O crescimento econômico e o mercado de capitais
Ricardo Junqueira - Valor Online
A atual discussão econômica é a direção do fluxo de capital. Contrariando o conceito clássico econômico, o capital está migrando dos países ricos para os países em desenvolvimento. Em resumo, o processo de globalização e especialização transfere a produção industrial para os países mais pobres que conseguem aumentar suas reservas, e que, por sua vez, financiam os déficits dos países desenvolvidos.
A situação nos traz um equilíbrio instável: o desenvolvimento do mercado interno dos países emergentes reduziria o financiamento dos déficits de países ricos, que sofreriam ajustes nos preços e no nível de atividade. No entanto, pesquisas mostram que o desenvolvimento do mercado interno dos países emergentes ainda é baixo apesar do aumento do fluxo de capital externo.
O estudo de Prasad, Rajan e Subramanian, do Departamento de Pesquisa do Fundo Monetário Internacional (FMI), sugere que a ineficiência do mercado de capitais desses países resulta em baixas taxas de crescimento do mercado interno, em conseqüência da má distribuição de capital. Infelizmente, o Brasil faz parte deste rol de países, apesar de termos um mercado financeiro desenvolvido, herança de duas décadas de inflação. O que explicaria, no caso, a percepção de ineficiência do mercado de capitais brasileiro? Três razões reforçam esta idéia.
A primeira é o tamanho do governo que, além de grande, mantém um orçamento engessado que tem de ser financiado a qualquer custo. Para ser financiado, tem de manter uma demanda cativa. O exemplo mais recente de eliminar a concorrência foi a isenção dos investidores estrangeiros em pagar o imposto sobre juros dos títulos públicos federais. Logo, um título privado tem de adicionar a seu rendimento a parcela correspondente a parcela correspondente à alíquota sobre o imposto de ganho de capital para se equiparar ao título público federal.

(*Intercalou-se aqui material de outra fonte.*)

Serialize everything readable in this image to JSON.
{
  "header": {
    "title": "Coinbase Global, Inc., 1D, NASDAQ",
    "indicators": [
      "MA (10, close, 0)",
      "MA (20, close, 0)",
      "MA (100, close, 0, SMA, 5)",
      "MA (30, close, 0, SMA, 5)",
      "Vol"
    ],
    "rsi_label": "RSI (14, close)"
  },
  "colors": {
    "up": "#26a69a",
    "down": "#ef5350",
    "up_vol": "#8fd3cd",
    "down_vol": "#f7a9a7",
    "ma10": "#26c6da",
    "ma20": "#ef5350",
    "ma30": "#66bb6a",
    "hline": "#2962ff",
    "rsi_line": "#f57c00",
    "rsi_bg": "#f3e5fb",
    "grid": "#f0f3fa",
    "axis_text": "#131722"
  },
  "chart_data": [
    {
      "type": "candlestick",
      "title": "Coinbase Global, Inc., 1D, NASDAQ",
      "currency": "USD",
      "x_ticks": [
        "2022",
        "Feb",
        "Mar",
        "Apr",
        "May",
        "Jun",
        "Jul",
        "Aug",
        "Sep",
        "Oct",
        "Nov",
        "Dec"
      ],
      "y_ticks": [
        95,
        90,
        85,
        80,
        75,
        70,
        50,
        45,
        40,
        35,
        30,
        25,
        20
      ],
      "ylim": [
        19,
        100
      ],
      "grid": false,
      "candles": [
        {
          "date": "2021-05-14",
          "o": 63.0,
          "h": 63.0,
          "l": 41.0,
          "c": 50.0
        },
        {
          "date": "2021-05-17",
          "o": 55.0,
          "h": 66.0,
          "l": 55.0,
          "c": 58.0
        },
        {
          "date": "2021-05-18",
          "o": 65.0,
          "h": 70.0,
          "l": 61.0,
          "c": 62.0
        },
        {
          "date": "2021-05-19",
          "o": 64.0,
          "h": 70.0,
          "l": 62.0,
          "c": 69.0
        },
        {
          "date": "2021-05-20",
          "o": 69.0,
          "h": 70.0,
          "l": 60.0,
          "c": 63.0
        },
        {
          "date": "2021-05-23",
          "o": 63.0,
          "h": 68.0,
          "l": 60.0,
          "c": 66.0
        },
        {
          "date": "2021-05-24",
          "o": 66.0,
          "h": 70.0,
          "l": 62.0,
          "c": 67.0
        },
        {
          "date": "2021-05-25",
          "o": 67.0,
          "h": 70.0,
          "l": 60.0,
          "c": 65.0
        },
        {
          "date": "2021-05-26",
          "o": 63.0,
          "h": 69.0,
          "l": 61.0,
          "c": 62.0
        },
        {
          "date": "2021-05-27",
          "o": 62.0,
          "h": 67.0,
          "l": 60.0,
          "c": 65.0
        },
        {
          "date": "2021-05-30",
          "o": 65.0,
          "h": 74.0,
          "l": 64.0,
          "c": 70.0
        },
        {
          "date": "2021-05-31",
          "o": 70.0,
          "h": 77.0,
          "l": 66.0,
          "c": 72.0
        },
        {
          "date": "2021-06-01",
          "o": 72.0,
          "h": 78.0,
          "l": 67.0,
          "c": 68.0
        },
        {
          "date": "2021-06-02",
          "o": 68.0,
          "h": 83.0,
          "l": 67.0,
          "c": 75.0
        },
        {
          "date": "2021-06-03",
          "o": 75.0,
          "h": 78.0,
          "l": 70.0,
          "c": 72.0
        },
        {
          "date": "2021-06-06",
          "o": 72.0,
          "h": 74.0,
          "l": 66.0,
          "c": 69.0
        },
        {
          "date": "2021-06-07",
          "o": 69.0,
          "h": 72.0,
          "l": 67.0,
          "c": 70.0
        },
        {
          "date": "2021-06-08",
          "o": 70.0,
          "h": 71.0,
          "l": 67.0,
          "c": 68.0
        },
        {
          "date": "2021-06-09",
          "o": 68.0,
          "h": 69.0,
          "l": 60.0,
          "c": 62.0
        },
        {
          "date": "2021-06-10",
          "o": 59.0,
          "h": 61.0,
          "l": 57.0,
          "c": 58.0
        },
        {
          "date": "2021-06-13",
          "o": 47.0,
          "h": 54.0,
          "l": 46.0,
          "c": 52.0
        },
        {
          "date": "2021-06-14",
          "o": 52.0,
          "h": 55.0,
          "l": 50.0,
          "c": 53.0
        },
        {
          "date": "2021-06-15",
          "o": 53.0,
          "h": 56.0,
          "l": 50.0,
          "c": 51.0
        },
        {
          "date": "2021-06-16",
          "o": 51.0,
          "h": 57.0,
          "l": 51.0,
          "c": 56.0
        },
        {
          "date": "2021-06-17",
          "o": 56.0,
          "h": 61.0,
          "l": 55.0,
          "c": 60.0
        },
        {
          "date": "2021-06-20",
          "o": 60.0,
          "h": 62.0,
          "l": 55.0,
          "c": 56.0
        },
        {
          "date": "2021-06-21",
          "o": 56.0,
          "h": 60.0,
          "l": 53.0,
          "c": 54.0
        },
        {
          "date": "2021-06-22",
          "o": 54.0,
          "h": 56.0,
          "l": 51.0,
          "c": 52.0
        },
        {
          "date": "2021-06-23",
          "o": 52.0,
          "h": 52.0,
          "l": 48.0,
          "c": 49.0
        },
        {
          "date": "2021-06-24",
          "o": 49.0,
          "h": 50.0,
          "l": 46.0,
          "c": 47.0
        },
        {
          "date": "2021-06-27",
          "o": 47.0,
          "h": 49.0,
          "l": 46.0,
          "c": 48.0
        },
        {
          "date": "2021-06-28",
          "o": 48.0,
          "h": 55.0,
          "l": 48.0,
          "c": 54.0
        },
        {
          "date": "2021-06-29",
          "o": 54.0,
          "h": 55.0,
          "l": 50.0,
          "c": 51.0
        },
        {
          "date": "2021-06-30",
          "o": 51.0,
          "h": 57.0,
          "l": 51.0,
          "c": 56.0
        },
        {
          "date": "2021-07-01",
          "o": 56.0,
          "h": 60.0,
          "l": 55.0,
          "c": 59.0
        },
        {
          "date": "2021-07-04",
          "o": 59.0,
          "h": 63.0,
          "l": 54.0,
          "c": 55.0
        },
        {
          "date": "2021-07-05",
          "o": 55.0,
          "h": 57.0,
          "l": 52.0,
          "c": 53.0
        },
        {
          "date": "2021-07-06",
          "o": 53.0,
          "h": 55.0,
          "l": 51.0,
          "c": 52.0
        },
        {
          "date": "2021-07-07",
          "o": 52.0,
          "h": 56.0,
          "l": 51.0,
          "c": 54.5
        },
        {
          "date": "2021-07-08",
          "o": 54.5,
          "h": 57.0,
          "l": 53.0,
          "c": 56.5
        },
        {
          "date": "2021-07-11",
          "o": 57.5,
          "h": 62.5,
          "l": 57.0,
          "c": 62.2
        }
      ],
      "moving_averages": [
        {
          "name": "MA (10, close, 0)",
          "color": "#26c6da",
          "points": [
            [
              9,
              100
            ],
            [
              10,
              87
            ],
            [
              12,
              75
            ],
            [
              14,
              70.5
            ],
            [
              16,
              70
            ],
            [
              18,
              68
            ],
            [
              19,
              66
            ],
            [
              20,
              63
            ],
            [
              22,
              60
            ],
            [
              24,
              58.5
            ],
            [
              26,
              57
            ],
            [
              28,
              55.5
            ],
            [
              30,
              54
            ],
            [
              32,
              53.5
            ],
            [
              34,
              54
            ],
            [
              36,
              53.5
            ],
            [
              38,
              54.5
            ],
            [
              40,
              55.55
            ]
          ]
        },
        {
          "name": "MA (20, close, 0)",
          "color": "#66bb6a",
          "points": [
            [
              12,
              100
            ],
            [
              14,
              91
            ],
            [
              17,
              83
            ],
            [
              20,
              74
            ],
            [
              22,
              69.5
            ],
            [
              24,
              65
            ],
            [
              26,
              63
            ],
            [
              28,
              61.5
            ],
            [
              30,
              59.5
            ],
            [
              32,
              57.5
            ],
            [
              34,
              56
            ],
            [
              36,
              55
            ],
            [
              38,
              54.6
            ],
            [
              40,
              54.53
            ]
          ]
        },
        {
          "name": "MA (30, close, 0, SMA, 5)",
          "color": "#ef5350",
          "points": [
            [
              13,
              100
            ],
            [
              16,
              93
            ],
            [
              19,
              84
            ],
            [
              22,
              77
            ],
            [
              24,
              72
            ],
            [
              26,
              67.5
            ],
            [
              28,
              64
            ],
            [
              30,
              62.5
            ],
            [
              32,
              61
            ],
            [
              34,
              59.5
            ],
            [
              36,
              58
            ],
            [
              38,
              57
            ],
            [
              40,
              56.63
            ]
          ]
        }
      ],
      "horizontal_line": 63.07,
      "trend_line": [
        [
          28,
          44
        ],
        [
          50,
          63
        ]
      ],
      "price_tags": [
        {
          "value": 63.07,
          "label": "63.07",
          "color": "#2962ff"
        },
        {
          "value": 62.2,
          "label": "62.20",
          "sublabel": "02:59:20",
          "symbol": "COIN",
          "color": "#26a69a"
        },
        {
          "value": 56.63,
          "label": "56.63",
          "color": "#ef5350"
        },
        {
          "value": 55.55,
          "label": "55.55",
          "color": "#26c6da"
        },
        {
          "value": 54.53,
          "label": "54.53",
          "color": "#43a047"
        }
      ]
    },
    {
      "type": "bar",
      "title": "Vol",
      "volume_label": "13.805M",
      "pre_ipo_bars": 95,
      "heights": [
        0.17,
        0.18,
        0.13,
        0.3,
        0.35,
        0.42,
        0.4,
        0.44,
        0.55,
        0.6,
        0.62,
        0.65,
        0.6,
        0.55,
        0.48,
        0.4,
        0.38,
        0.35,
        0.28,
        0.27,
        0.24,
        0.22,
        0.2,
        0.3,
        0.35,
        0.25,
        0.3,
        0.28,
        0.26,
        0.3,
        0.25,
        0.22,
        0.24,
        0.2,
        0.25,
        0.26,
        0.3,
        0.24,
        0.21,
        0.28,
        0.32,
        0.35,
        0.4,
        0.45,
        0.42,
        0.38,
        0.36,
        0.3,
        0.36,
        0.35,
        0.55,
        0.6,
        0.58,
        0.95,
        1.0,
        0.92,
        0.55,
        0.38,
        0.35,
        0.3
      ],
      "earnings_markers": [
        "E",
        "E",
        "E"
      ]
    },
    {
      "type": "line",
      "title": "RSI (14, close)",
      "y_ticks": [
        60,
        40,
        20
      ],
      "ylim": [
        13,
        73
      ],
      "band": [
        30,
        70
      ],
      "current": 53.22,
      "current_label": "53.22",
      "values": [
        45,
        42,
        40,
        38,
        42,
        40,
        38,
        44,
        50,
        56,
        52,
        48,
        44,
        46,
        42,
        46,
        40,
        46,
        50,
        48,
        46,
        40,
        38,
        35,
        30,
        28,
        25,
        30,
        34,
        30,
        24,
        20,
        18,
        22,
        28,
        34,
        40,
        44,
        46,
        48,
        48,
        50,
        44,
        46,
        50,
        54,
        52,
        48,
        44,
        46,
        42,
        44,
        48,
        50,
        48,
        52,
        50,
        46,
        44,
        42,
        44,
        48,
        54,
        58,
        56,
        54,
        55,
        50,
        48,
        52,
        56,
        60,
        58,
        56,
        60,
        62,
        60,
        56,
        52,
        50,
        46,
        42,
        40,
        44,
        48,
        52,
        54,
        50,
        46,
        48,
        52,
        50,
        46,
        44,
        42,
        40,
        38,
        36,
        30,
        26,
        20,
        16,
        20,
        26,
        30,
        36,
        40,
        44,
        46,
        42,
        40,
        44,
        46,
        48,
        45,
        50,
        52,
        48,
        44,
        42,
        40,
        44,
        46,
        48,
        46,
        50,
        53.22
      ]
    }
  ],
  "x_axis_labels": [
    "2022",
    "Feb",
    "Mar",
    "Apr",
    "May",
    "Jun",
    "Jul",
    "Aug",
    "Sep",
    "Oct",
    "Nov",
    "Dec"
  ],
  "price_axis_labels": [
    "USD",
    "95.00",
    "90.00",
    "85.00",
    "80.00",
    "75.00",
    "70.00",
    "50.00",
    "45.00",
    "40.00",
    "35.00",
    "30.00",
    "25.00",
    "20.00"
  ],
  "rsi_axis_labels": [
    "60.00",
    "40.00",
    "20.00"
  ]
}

A segunda é a falta de transparência das empresas, que apesar da atuação da Comissão de Valores Mobiliários (CVM) cada dia mais vigilante e equipada e a campanha da Bovespa em aumentar a governança corporativa, as empresas de uma forma geral não compreenderam que o aumento da transparência reduz o custo de capital, principalmente nas empresas de pequeno e médio porte, que alimentam o ranço de que governança é privilégio de grandes empresas.
A terceira a razão é que não existe no Brasil um mercado de títulos vencidos. A legislação brasileira ainda não sabe o que fazer com um título privado em "default", isto é, percebido pela Instrução 409, que rege os fundos de investimentos, que não permite manter posição em um título vencido e exige que a negociação dos ativos seja realizada nas bolsas, retirando dos livros de negociação os títulos vencidos, que passam a ser créditos diretos contra a empresa emissora, de difícil negociação. Em resumo, se for difícil sair da posição, por que entrar?
Apesar do mercado financeiro brasileiro ter uma estrutura desenvolvida, comprovada pelos sistemas de custódia privado e público melhores do que os usados pelos sistemas internacionais, a capacidade do sistema bancário fazer encontro de contas em 24 horas e da diversidade de instrumentos financeiros brasileiros em relação a seus países pares no cenário global, ter instrumentos financeiros desenvolvidos em relação aos seus pares no cenário global, o nosso mercado de capitais privado não é desenvolvido.
Todo esse aparato nasceu da necessidade de financiar o aumento do tamanho do governo ao longo das décadas. O crescimento do setor privado foi latente e paralelo a essa necessidade, já que o maior tomador de recursos, durante décadas e décadas, foi o governo federal. Sob esta ótica, o que temos são ferramentas de financiamento público federal desenvolvidos, mas não um mercado de capitais forte, que ainda necessita de uma cultura empresarial mais voltada para o investidor e uma legislação que facilite a negociação de ferramentas de financiamento do setor privado.
Essa conjugação de fatores reduz a demanda por títulos privados, porém a experiência de um mercado de títulos existe e a conclusão em relação à tese do trabalho mencionado é que, desatando os nós - e com os mecanismos que já possuímos - o crescimento do nosso mercado interno seria rápido. Teríamos, enfim, chances de alcançar um crescimento sustentado.
O fortalecimento do mercado de capitais possibilita a absorção de recursos que iriam financiar déficits de outros países. Com isso, teríamos a geração de empregos, maior consumo interno, poupança crescente para geração de investimentos, possibilitando alcançar o crescimento auto-sustentado.